Gadis itu menjatuhkan tubuhnya di atas ranjang, ia lalu menekan dadanya yang masih berdebar hebat. Ingin rasanya Gista bertanya mengapa ibunya bersikap demikian. Namun Gista memilih untuk tidak melakukannya. Dia tidak ingin Danti kembali drop dan sakit.
Kondisi tubuh Danti tidak baik, dan Gista tidak ingin ibunya kembali terbaring sakit. Maka dari itu Gista memilih untuk menekan perasaannya.
" Ibu kenapa gitu ya? Mungkin ibu lagi sensitif. Haah next time kayaknya alu nggak boleh ngomongin hal itu di depan ibu."
Gista memejamkan matanya. Rasa lelahnya bertambah kali lipat sekarang. Dan tanpa ia sadari dia tertidur bahkan dalam posisi yang tidak nyaman.
Sedangkan di kamar lain tepatnya di kamar Danti, wanita paruh baya itu tengah tergugu. Ia merasa bersalah karena bicara dengan keras terhadap putrinya.

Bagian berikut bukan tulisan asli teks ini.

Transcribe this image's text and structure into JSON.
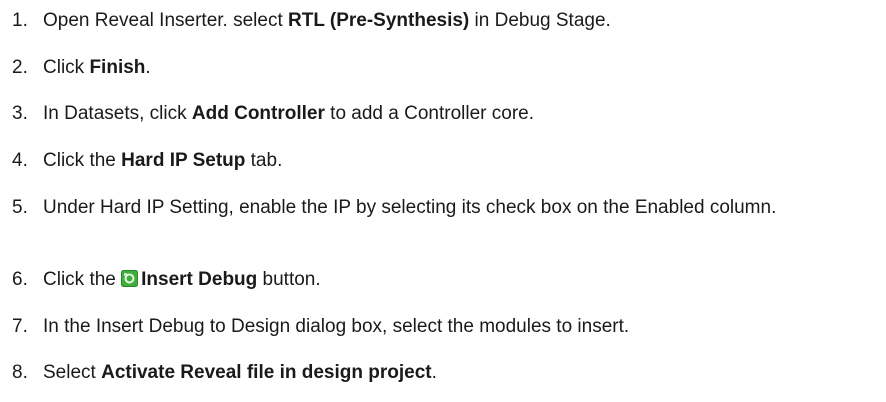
{
  "steps": [
    {
      "number": "1.",
      "pre": "Open Reveal Inserter. select ",
      "bold": "RTL (Pre-Synthesis)",
      "post": " in Debug Stage."
    },
    {
      "number": "2.",
      "pre": "Click ",
      "bold": "Finish",
      "post": "."
    },
    {
      "number": "3.",
      "pre": "In Datasets, click ",
      "bold": "Add Controller",
      "post": " to add a Controller core."
    },
    {
      "number": "4.",
      "pre": "Click the ",
      "bold": "Hard IP Setup",
      "post": " tab."
    },
    {
      "number": "5.",
      "text": "Under Hard IP Setting, enable the IP by selecting its check box on the Enabled column."
    },
    {
      "number": "6.",
      "pre": "Click the ",
      "icon": "insert-debug-icon",
      "bold": "Insert Debug",
      "post": " button."
    },
    {
      "number": "7.",
      "text": "In the Insert Debug to Design dialog box, select the modules to insert."
    },
    {
      "number": "8.",
      "pre": "Select ",
      "bold": "Activate Reveal file in design project",
      "post": "."
    }
  ],
  "colors": {
    "text": "#1a1a1a",
    "icon_green": "#3fae3a"
  }
}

" Ibu cuma nggak mau kamu kerepotan sendiri Gis. Kamu kayak almarhum Bapakmu yang nggak bisa lihat orang diperlakukan nggak adil. Tapi pada akhirnya bapak kamu sama sekali nggak dapat keadilan. Ibu cuma mau kamu menjalani kehidupan yang biasa-biasa aja Gis. Jangan menonjol, biar kamu nggak ditargetin sama siapapun. Hidup ibu nggak bakalan lama, entah bagaimana nanti kamu kedepannya."